The Benefits of a Smart Factory
Research consistently reveals cost, throughput, quality and safety improvements from the deployment of smart factory technologies including industrial internet of things (IIoT), cloud and edge computing, robotic process automation, artificial intelligence (AI) and machine learning.1 스마트공장
A reliable and secure data acquisition and centralization platform is essential for enabling smart manufacturing. This includes robust enterprise resource planning systems that can support the real-time information needed for smart production processes.
In a smart factory, every machine and system is connected with each other and integrated via cyber-physical systems, state-of-the-art digital technologies and big data. This is a new phase in the industrial revolution called Industry 4.0.
Smart factories rely on connectivity to capture real-time data and make supply chain adjustments in real time, based on the analysis of this data. They can also identify patterns in device failures and fix them before they escalate into major production issues.
This automation reduces the need for human intervention on the plant floor and opens up more opportunities to improve manual work processes, such as inspection, changeover times and rework. It can also help reduce operator fatigue and improve overall workplace productivity. However, it will require that employees adopt a digital mindset and work with the data at their fingertips. This will mean a shift in the way they think about their jobs and how they can improve them.
Unlike traditional automation systems that only perform preprogrammed tasks, smart factories have a level of automation that allows them to self-optimize and adapt. To do this, they rely on technology like AI and machine learning to continuously analyze and monitor the factory.
To achieve this, manufacturers must first have a system in place to collect and manage data. A cloud-based ERP is the key to establishing a smart factory because it has the ability to connect all operational data into one central repository and provide a real-time view of production performance.
At this level, a smart factory can identify opportunities for efficiency gains and automatically implement them without human intervention. This automation also helps to reduce manual errors and improve quality assurance processes. The next step is to apply this intelligence to the software that runs equipment and make predictive maintenance recommendations. This requires more sophisticated machine learning capabilities and more complex algorithms. This is where the true value of a smart factory starts to become evident. 와이더
A smart factory can deliver more detailed data analytics on how a company’s processes are performing than traditional systems, which are usually limited to reporting on what has already happened. This allows engineers to identify the most critical areas to improve and act quickly.
Level one involves connecting and integrating different systems to gather and track real-time production information in a centralized location. This allows engineers to monitor performance, but it requires manual analysis and takes a lot of time.
The next step involves leveraging artificial intelligence and machine learning to perform proactive analysis without human intervention. This enables intelligent systems to identify and react to problems or anomalies and even prevent downtime. It also enables the system to recommend appropriate actions, such as automated maintenance or human intervention. This level of intelligence and automation frees up skilled employees to work more productively on other tasks. This level of technology typically requires a significant investment in wireless and wired connectivity, sensors and new systems to capture data and automate operations.

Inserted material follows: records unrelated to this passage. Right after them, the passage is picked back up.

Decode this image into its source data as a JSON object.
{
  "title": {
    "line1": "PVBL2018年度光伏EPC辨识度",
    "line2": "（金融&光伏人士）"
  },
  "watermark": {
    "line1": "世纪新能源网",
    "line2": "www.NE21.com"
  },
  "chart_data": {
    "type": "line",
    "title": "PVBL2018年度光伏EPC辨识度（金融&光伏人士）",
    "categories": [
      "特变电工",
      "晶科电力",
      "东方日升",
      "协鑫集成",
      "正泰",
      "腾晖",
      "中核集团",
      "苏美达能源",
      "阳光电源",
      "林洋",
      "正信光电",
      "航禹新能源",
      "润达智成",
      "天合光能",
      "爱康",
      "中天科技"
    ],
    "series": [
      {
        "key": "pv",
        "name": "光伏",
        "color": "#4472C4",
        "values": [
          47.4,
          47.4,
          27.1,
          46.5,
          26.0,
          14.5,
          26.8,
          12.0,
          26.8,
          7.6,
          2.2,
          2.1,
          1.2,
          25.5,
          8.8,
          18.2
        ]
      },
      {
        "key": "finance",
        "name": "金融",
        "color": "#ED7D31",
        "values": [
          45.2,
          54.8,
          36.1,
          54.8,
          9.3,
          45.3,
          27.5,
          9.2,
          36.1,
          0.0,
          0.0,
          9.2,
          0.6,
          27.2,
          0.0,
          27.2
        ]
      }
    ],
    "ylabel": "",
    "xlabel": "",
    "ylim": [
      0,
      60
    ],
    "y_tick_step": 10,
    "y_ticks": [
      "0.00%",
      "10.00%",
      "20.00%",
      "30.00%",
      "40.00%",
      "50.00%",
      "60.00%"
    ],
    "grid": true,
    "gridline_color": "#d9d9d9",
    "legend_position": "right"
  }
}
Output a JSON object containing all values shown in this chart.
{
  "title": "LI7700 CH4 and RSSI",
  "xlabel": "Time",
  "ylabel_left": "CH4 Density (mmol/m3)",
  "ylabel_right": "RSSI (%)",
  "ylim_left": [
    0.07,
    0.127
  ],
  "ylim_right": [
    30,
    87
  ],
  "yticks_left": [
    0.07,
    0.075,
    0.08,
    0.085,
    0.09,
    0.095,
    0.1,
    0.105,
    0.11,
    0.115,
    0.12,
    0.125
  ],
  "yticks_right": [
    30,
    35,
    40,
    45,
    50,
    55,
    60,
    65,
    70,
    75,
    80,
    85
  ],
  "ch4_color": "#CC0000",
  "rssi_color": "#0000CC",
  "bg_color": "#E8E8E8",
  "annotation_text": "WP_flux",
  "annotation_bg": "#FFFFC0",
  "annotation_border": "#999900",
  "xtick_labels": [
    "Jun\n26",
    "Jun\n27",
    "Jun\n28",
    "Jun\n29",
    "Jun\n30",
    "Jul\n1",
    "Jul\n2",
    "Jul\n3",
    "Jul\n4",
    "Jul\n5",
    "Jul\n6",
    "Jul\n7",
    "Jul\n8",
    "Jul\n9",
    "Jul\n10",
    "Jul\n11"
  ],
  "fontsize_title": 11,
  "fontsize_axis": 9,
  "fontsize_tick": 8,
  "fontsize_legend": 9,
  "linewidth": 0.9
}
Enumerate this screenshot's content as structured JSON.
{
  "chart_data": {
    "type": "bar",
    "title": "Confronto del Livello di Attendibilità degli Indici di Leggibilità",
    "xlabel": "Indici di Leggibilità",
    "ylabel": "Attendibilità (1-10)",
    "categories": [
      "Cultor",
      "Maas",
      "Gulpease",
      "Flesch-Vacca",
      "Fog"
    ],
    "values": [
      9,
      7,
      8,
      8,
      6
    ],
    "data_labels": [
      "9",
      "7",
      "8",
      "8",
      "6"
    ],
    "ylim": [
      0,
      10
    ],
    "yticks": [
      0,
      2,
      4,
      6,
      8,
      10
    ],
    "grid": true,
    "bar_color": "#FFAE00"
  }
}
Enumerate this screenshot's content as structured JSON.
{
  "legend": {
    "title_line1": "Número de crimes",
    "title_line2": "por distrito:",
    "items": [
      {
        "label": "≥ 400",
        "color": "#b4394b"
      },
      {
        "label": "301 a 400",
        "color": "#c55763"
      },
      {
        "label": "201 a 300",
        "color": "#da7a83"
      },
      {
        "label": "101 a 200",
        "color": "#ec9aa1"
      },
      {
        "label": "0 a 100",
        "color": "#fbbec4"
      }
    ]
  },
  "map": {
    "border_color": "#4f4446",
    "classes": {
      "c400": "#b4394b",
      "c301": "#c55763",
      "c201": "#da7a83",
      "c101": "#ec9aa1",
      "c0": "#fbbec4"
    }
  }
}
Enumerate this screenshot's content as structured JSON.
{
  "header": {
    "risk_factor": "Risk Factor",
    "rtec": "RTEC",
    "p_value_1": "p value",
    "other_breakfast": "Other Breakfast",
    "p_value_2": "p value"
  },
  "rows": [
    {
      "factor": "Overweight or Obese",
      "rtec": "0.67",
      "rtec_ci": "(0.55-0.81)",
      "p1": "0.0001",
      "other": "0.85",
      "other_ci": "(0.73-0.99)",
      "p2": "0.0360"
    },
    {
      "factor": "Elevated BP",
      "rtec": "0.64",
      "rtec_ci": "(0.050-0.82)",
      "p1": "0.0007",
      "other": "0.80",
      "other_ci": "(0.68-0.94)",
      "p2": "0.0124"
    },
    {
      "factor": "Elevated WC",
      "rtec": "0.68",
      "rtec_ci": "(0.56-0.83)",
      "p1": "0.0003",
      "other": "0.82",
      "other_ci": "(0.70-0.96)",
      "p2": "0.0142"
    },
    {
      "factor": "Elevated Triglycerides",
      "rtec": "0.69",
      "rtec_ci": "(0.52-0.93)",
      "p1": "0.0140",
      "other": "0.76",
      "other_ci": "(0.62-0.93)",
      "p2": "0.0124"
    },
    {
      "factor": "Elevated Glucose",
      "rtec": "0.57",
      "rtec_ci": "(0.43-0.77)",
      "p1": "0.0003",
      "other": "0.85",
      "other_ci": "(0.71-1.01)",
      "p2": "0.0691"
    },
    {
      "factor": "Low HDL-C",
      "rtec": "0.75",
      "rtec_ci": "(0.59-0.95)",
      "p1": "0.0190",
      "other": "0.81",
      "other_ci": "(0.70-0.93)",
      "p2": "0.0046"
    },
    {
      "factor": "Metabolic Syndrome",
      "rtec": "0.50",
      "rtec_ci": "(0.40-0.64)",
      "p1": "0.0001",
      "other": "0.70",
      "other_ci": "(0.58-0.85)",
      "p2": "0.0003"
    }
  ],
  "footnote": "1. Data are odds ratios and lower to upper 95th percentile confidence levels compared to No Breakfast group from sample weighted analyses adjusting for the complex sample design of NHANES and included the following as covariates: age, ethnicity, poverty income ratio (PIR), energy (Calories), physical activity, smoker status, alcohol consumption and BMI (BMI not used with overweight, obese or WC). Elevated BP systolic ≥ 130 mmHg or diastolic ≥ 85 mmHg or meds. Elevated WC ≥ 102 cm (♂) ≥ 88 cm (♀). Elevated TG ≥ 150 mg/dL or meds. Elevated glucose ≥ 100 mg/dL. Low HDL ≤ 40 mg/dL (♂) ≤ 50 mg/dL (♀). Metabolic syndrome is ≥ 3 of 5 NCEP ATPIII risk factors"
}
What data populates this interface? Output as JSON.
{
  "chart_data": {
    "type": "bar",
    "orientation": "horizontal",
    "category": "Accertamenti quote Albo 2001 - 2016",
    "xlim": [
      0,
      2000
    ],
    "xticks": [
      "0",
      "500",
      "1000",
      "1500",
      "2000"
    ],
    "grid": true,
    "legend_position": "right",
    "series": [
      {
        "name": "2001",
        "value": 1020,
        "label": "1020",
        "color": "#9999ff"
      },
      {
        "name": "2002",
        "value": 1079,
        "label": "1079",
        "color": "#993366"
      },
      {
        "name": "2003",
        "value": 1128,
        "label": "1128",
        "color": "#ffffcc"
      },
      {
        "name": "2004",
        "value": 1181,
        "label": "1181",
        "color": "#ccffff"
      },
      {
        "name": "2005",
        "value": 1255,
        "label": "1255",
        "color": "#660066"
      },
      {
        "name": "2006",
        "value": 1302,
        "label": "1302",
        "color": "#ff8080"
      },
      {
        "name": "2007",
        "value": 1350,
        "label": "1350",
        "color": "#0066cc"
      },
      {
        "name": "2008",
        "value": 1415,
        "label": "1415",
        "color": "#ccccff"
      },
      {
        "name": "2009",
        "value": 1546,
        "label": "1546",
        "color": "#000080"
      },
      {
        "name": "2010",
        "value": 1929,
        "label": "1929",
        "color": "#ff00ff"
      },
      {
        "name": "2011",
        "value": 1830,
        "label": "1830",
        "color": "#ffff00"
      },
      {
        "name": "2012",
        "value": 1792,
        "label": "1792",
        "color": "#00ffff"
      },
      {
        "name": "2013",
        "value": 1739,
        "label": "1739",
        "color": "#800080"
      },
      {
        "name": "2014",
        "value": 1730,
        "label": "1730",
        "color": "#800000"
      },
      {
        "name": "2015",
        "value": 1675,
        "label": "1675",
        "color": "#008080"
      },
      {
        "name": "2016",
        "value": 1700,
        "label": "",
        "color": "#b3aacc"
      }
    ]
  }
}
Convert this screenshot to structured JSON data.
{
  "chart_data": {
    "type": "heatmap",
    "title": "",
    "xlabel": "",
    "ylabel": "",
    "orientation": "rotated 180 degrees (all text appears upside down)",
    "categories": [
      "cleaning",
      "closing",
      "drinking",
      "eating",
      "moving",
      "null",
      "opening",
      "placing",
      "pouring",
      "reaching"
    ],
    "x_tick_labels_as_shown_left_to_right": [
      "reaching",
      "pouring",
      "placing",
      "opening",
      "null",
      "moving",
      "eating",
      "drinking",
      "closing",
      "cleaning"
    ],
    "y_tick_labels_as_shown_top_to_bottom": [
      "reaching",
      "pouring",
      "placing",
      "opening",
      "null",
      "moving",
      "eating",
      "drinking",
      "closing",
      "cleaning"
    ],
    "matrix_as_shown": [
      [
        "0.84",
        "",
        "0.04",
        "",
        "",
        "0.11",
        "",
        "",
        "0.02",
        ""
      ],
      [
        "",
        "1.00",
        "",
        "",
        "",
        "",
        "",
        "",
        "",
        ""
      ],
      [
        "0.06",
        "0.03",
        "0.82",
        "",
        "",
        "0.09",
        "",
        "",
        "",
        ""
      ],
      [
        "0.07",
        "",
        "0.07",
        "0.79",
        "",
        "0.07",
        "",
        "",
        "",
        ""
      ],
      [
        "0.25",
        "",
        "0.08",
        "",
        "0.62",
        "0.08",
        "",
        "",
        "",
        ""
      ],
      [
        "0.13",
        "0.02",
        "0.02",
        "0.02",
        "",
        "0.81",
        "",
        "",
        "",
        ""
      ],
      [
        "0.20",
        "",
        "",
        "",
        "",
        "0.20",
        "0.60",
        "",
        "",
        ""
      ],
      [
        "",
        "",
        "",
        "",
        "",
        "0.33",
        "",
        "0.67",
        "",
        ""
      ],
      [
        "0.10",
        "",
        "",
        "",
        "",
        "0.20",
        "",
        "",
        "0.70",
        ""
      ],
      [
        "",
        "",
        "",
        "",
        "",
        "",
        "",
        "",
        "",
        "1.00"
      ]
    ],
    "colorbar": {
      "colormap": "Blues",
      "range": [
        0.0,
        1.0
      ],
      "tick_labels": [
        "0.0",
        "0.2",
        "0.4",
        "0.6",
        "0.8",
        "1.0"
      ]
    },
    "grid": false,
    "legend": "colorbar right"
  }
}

Having connected systems within a Smart Factory can be helpful for improving production processes, but these systems must have security features built in from the start. Whether it’s the physical security of devices or cybersecurity of software, the inherently interconnected nature of IoT can exponentially increase cyber risks and attacks.
It is no secret that industrial systems have been a target of increasing cyberattacks. Despite this, many organizations lack preparedness for such threats. According to a Capgemini Research Institute report, only 47 percent of manufacturers have mature practices concerning the “critical pillars of cybersecurity.”
It is important for companies considering upgrading their operations to understand the security challenges involved with this shift to the digital manufacturing model. Implementing security features late into the process or after the equipment is in place can result in costly revisions to workflow procedures and replacement costs for hardware. It is essential for companies to weigh these factors against the benefits of implementing the latest technology.